2. Setiap Orang dengan sengaja dan tanpa hak
atau melawan hukum mengakses Komputer dan/atau Sistem Elektronik dengan cara
apa pun dengan tujuan untuk memperoleh Informasi Elektronik dan/atau Dokumen
Elektronik.
3. Setiap Orang dengan sengaja dan tanpa hak
atau melawan hukum mengakses Komputer dan/atau Sistem Elektronik dengan cara
apa pun dengan melanggar, menerobos, melampaui, atau menjebol sistem
pengamanan.
Pasal 46
1. Setiap Orang yang memenuhi unsur
sebagaimana dimaksud dalam Pasal 30 ayat (1) dipidana dengan pidana penjara
paling lama 6 (enam) tahun dan/atau denda paling banyak Rp600.000.000,00 (enam
ratus juta rupiah).
2. Setiap Orang yang memenuhi unsur sebagaimana
dimaksud dalam Pasal 30 ayat (2) dipidana dengan pidana penjara paling lama 7
(tujuh) tahun dan/atau denda paling banyak Rp700.000.000,00 (tujuh ratus juta
rupiah).
3. Setiap Orang yang memenuhi unsur
sebagaimana dimaksud dalam Pasal 30 ayat (3) dipidana dengan pidana penjara
paling lama 8 (delapan) tahun dan/atau denda paling banyak Rp800.000.000,00
(delapan ratus juta rupiah).
JENIS JENIS
PELANGGARAN DUNIA MAYA (DEFKOMINFO)
1. Padang ( Berita ) : Departemen Komunikasi
dan Informasi (Depkominfo) menetapkan tiga jenis pelanggaran hukum yang terjadi
dalam memanfaatkan sistim komunikasi teknologi informasi atau dikenal dengan
istilah kejahatan di “dunia maya”.
2. Jenis pelanggaran itu diatur dan
ditentukan sanksi hukumnya dalam RUU Informasi dan transaksi elektronik (ITE)
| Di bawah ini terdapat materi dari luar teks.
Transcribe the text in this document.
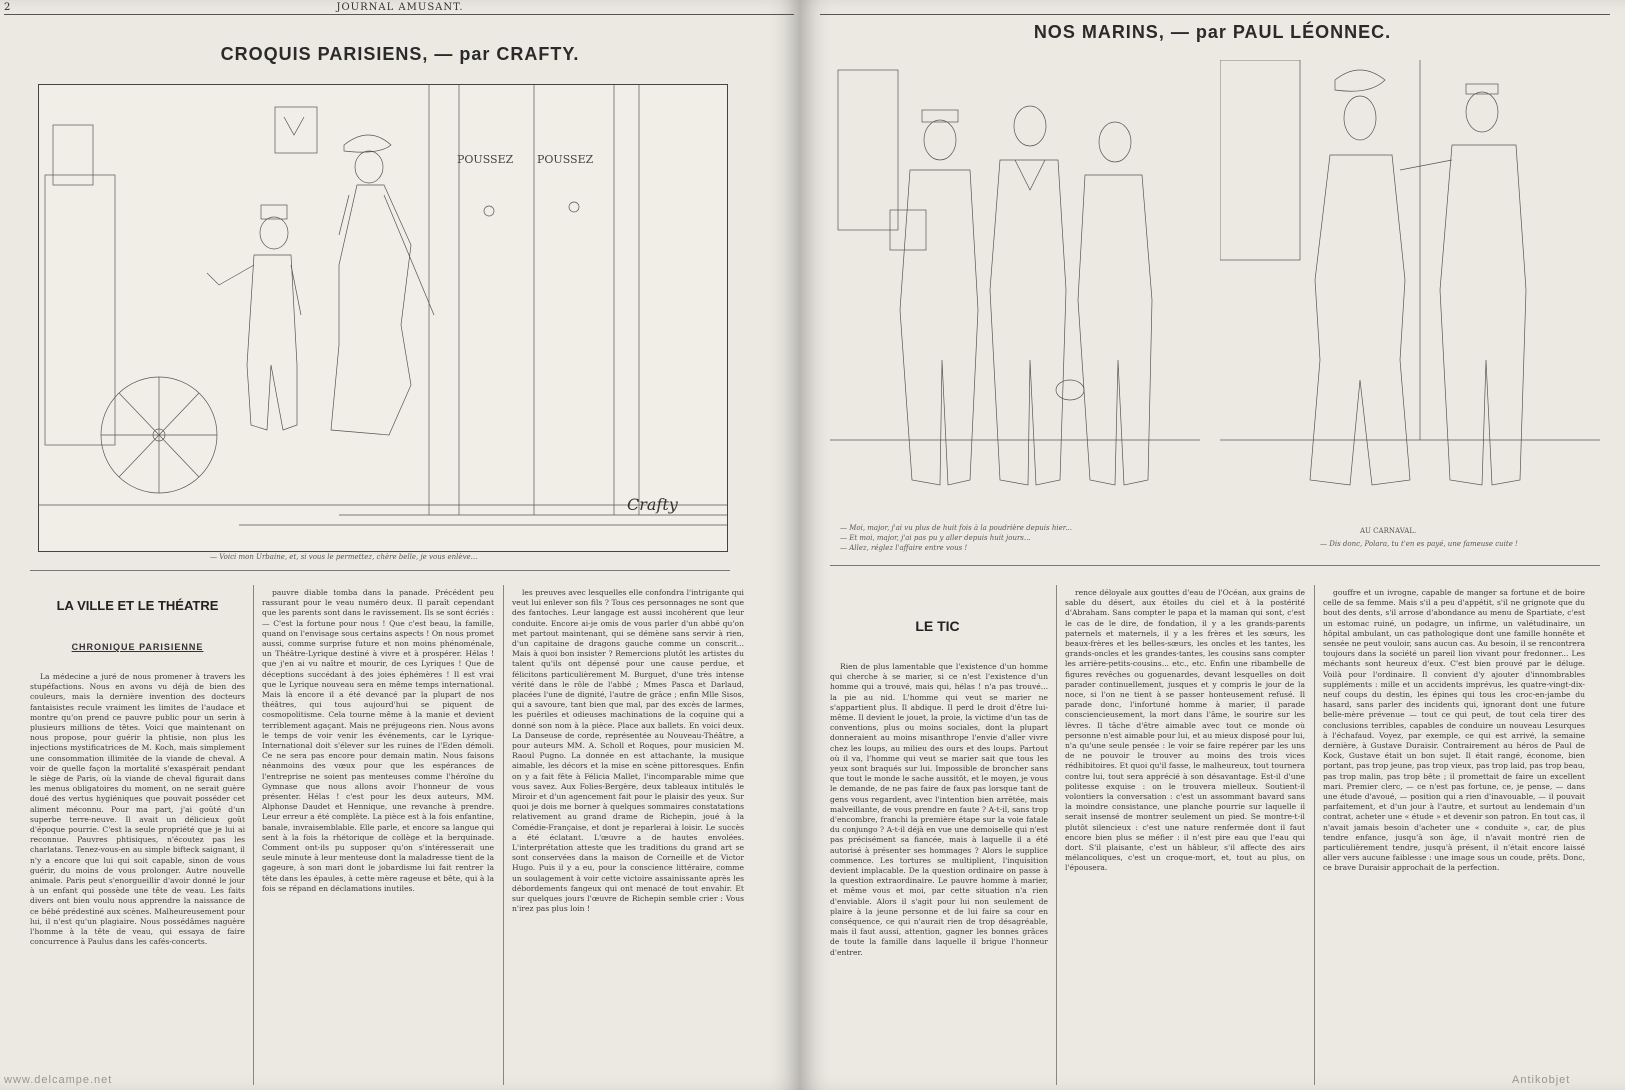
2	JOURNAL AMUSANT.
CROQUIS PARISIENS, — par CRAFTY.
POUSSEZ POUSSEZ
Crafty
— Voici mon Urbaine, et, si vous le permettez, chère belle, je vous enlève...
LA VILLE ET LE THÉATRE
CHRONIQUE PARISIENNE

La médecine a juré de nous promener à travers les stupéfactions. Nous en avons vu déjà de bien des couleurs, mais la dernière invention des docteurs fantaisistes recule vraiment les limites de l'audace et montre qu'on prend ce pauvre public pour un serin à plusieurs millions de têtes. Voici que maintenant on nous propose, pour guérir la phtisie, non plus les injections mystificatrices de M. Koch, mais simplement une consommation illimitée de la viande de cheval. A voir de quelle façon la mortalité s'exaspérait pendant le siège de Paris, où la viande de cheval figurait dans les menus obligatoires du moment, on ne serait guère doué des vertus hygiéniques que pouvait posséder cet aliment méconnu. Pour ma part, j'ai goûté d'un superbe terre-neuve. Il avait un délicieux goût d'époque pourrie. C'est la seule propriété que je lui ai reconnue. Pauvres phtisiques, n'écoutez pas les charlatans. Tenez-vous-en au simple bifteck saignant, il n'y a encore que lui qui soit capable, sinon de vous guérir, du moins de vous prolonger. Autre nouvelle animale. Paris peut s'enorgueillir d'avoir donné le jour à un enfant qui possède une tête de veau. Les faits divers ont bien voulu nous apprendre la naissance de ce bébé prédestiné aux scènes. Malheureusement pour lui, il n'est qu'un plagiaire. Nous possédâmes naguère l'homme à la tête de veau, qui essaya de faire concurrence à Paulus dans les cafés-concerts.

pauvre diable tomba dans la panade. Précédent peu rassurant pour le veau numéro deux. Il paraît cependant que les parents sont dans le ravissement. Ils se sont écriés : — C'est la fortune pour nous ! Que c'est beau, la famille, quand on l'envisage sous certains aspects ! On nous promet aussi, comme surprise future et non moins phénoménale, un Théâtre-Lyrique destiné à vivre et à prospérer. Hélas ! que j'en ai vu naître et mourir, de ces Lyriques ! Que de déceptions succédant à des joies éphémères ! Il est vrai que le Lyrique nouveau sera en même temps international. Mais là encore il a été devancé par la plupart de nos théâtres, qui tous aujourd'hui se piquent de cosmopolitisme. Cela tourne même à la manie et devient terriblement agaçant. Mais ne préjugeons rien. Nous avons le temps de voir venir les événements, car le Lyrique-International doit s'élever sur les ruines de l'Eden démoli. Ce ne sera pas encore pour demain matin. Nous faisons néanmoins des vœux pour que les espérances de l'entreprise ne soient pas menteuses comme l'héroïne du Gymnase que nous allons avoir l'honneur de vous présenter. Hélas ! c'est pour les deux auteurs, MM. Alphonse Daudet et Hennique, une revanche à prendre. Leur erreur a été complète. La pièce est à la fois enfantine, banale, invraisemblable. Elle parle, et encore sa langue qui sent à la fois la rhétorique de collège et la berquinade. Comment ont-ils pu supposer qu'on s'intéresserait une seule minute à leur menteuse dont la maladresse tient de la gageure, à son mari dont le jobardisme lui fait rentrer la tête dans les épaules, à cette mère rageuse et bête, qui à la fois se répand en déclamations inutiles.

les preuves avec lesquelles elle confondra l'intrigante qui veut lui enlever son fils ? Tous ces personnages ne sont que des fantoches. Leur langage est aussi incohérent que leur conduite. Encore ai-je omis de vous parler d'un abbé qu'on met partout maintenant, qui se démène sans servir à rien, d'un capitaine de dragons gauche comme un conscrit... Mais à quoi bon insister ? Remercions plutôt les artistes du talent qu'ils ont dépensé pour une cause perdue, et félicitons particulièrement M. Burguet, d'une très intense vérité dans le rôle de l'abbé ; Mmes Pasca et Darlaud, placées l'une de dignité, l'autre de grâce ; enfin Mlle Sisos, qui a savoure, tant bien que mal, par des excès de larmes, les puériles et odieuses machinations de la coquine qui a donné son nom à la pièce. Place aux ballets. En voici deux. La Danseuse de corde, représentée au Nouveau-Théâtre, a pour auteurs MM. A. Scholl et Roques, pour musicien M. Raoul Pugno. La donnée en est attachante, la musique aimable, les décors et la mise en scène pittoresques. Enfin on y a fait fête à Félicia Mallet, l'incomparable mime que vous savez. Aux Folies-Bergère, deux tableaux intitulés le Miroir et d'un agencement fait pour le plaisir des yeux. Sur quoi je dois me borner à quelques sommaires constatations relativement au grand drame de Richepin, joué à la Comédie-Française, et dont je reparlerai à loisir. Le succès a été éclatant. L'œuvre a de hautes envolées. L'interprétation atteste que les traditions du grand art se sont conservées dans la maison de Corneille et de Victor Hugo. Puis il y a eu, pour la conscience littéraire, comme un soulagement à voir cette victoire assainissante après les débordements fangeux qui ont menacé de tout envahir. Et sur quelques jours l'œuvre de Richepin semble crier : Vous n'irez pas plus loin !

www.delcampe.net
NOS MARINS, — par PAUL LÉONNEC.
— Moi, major, j'ai vu plus de huit fois à la poudrière depuis hier...
— Et moi, major, j'ai pas pu y aller depuis huit jours...
— Allez, réglez l'affaire entre vous !
AU CARNAVAL.
— Dis donc, Polara, tu t'en es payé, une fameuse cuite !
LE TIC

Rien de plus lamentable que l'existence d'un homme qui cherche à se marier, si ce n'est l'existence d'un homme qui a trouvé, mais qui, hélas ! n'a pas trouvé... la pie au nid. L'homme qui veut se marier ne s'appartient plus. Il abdique. Il perd le droit d'être lui-même. Il devient le jouet, la proie, la victime d'un tas de conventions, plus ou moins sociales, dont la plupart donneraient au moins misanthrope l'envie d'aller vivre chez les loups, au milieu des ours et des loups. Partout où il va, l'homme qui veut se marier sait que tous les yeux sont braqués sur lui. Impossible de broncher sans que tout le monde le sache aussitôt, et le moyen, je vous le demande, de ne pas faire de faux pas lorsque tant de gens vous regardent, avec l'intention bien arrêtée, mais malveillante, de vous prendre en faute ? A-t-il, sans trop d'encombre, franchi la première étape sur la voie fatale du conjungo ? A-t-il déjà en vue une demoiselle qui n'est pas précisément sa fiancée, mais à laquelle il a été autorisé à présenter ses hommages ? Alors le supplice commence. Les tortures se multiplient, l'inquisition devient implacable. De la question ordinaire on passe à la question extraordinaire. Le pauvre homme à marier, et même vous et moi, par cette situation n'a rien d'enviable. Alors il s'agit pour lui non seulement de plaire à la jeune personne et de lui faire sa cour en conséquence, ce qui n'aurait rien de trop désagréable, mais il faut aussi, attention, gagner les bonnes grâces de toute la famille dans laquelle il brigue l'honneur d'entrer.

rence déloyale aux gouttes d'eau de l'Océan, aux grains de sable du désert, aux étoiles du ciel et à la postérité d'Abraham. Sans compter le papa et la maman qui sont, c'est le cas de le dire, de fondation, il y a les grands-parents paternels et maternels, il y a les frères et les sœurs, les beaux-frères et les belles-sœurs, les oncles et les tantes, les grands-oncles et les grandes-tantes, les cousins sans compter les arrière-petits-cousins... etc., etc. Enfin une ribambelle de figures revêches ou goguenardes, devant lesquelles on doit parader continuellement, jusques et y compris le jour de la noce, si l'on ne tient à se passer honteusement refusé. Il parade donc, l'infortuné homme à marier, il parade consciencieusement, la mort dans l'âme, le sourire sur les lèvres. Il tâche d'être aimable avec tout ce monde où personne n'est aimable pour lui, et au mieux disposé pour lui, n'a qu'une seule pensée : le voir se faire repérer par les uns de ne pouvoir le trouver au moins des trois vices rédhibitoires. Et quoi qu'il fasse, le malheureux, tout tournera contre lui, tout sera apprécié à son désavantage. Est-il d'une politesse exquise : on le trouvera mielleux. Soutient-il volontiers la conversation : c'est un assommant bavard sans la moindre consistance, une planche pourrie sur laquelle il serait insensé de montrer seulement un pied. Se montre-t-il plutôt silencieux : c'est une nature renfermée dont il faut encore bien plus se méfier : il n'est pire eau que l'eau qui dort. S'il plaisante, c'est un hâbleur, s'il affecte des airs mélancoliques, c'est un croque-mort, et, tout au plus, on l'épousera.

gouffre et un ivrogne, capable de manger sa fortune et de boire celle de sa femme. Mais s'il a peu d'appétit, s'il ne grignote que du bout des dents, s'il arrose d'abondance au menu de Spartiate, c'est un estomac ruiné, un podagre, un infirme, un valétudinaire, un hôpital ambulant, un cas pathologique dont une famille honnête et sensée ne peut vouloir, sans aucun cas. Au besoin, il se rencontrera toujours dans la société un pareil lion vivant pour fredonner... Les méchants sont heureux d'eux. C'est bien prouvé par le déluge. Voilà pour l'ordinaire. Il convient d'y ajouter d'innombrables suppléments : mille et un accidents imprévus, les quatre-vingt-dix-neuf coups du destin, les épines qui tous les croc-en-jambe du hasard, sans parler des incidents qui, ignorant dont une future belle-mère prévenue — tout ce qui peut, de tout cela tirer des conclusions terribles, capables de conduire un nouveau Lesurques à l'échafaud. Voyez, par exemple, ce qui est arrivé, la semaine dernière, à Gustave Duraisir. Contrairement au héros de Paul de Kock, Gustave était un bon sujet. Il était rangé, économe, bien portant, pas trop jeune, pas trop vieux, pas trop laid, pas trop beau, pas trop malin, pas trop bête ; il promettait de faire un excellent mari. Premier clerc, — ce n'est pas fortune, ce, je pense, — dans une étude d'avoué, — position qui a rien d'inavouable, — il pouvait parfaitement, et d'un jour à l'autre, et surtout au lendemain d'un contrat, acheter une « étude » et devenir son patron. En tout cas, il n'avait jamais besoin d'acheter une « conduite », car, de plus tendre enfance, jusqu'à son âge, il n'avait montré rien de particulièrement tendre, jusqu'à présent, il n'était encore laissé aller vers aucune faiblesse : une image sous un coude, prêts. Donc, ce brave Duraisir approchait de la perfection.

Antikobjet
yang akan disahkan DPR-RI, kata Dirjen Aplikasi Telematika, Departemen
Komunikasi dan Informasi (Depkominfo) RI, Ir Cahyana Ahmadjayadi dalam
penjelasan tertulis di Padang, Rabu (30/05).
3. Hal itu disampaikannya terkait pembahasan
RUU ITE yang tengah dilakukan DPR-RI dan kini dalam tahap sosialisasi kepada
publik dengan melibatkan pemerintah (Departemen Komunikasi dan Informasi RI).
4. Kejahatan itu meliputi, pelanggaran isi
situs web, pelanggaran dalam perdagangan secara elektronik dan pelanggaran
bentuk lain.
5. Kejahatan isi situs web terdiri dari
pornografi dan pelanggaran hak cipta, ujarnya.
6. Pornografi merupakan pelanggaran paling
banyak terjadi di “dunia maya” dengan menampilkan foto, cerita atau gambar
bergerak yang pemuatannya selalu berlindung dibalik hak kebebasan berpendapat
dan berserikat.
7. Alasan ini, sering digunakan di Indonesia
oleh pihak-pihak yang terlibat dalam pornografi itu, sehingga situs-situs porno
tumbuh subur karena mudah diakses melalui internet.
8. Sementara itu, pelanggaran hak cipta
sering terjadi baik pada situs web pribadi, komersial maupun akademisi berupa,
memberikan fasilitas download gratis baik foto, lagu, softwere, filem dan karya
tulis dilindungi hak ciptanya.
9. Selain itu, menampilkan
gambar-gambar dilindungi hak cipta
untuk latar belakang atau hiasan “web pages” dan merekayasa gambar atau foto
orang lain tanpa izin, seperti banyak terjadi pada situs-situs porno.
10. Selanjutnya
11. Menurut Cahyana, penipuan online ciri-cirinya
harga produk yang banyak diminati sangat rendah, penjual tidak menyediakan
nomor telepon, tidak ada respon terhadap pertanyaan melalui e-mail dan
menjanjikan produk yang sedang tidak tersedia.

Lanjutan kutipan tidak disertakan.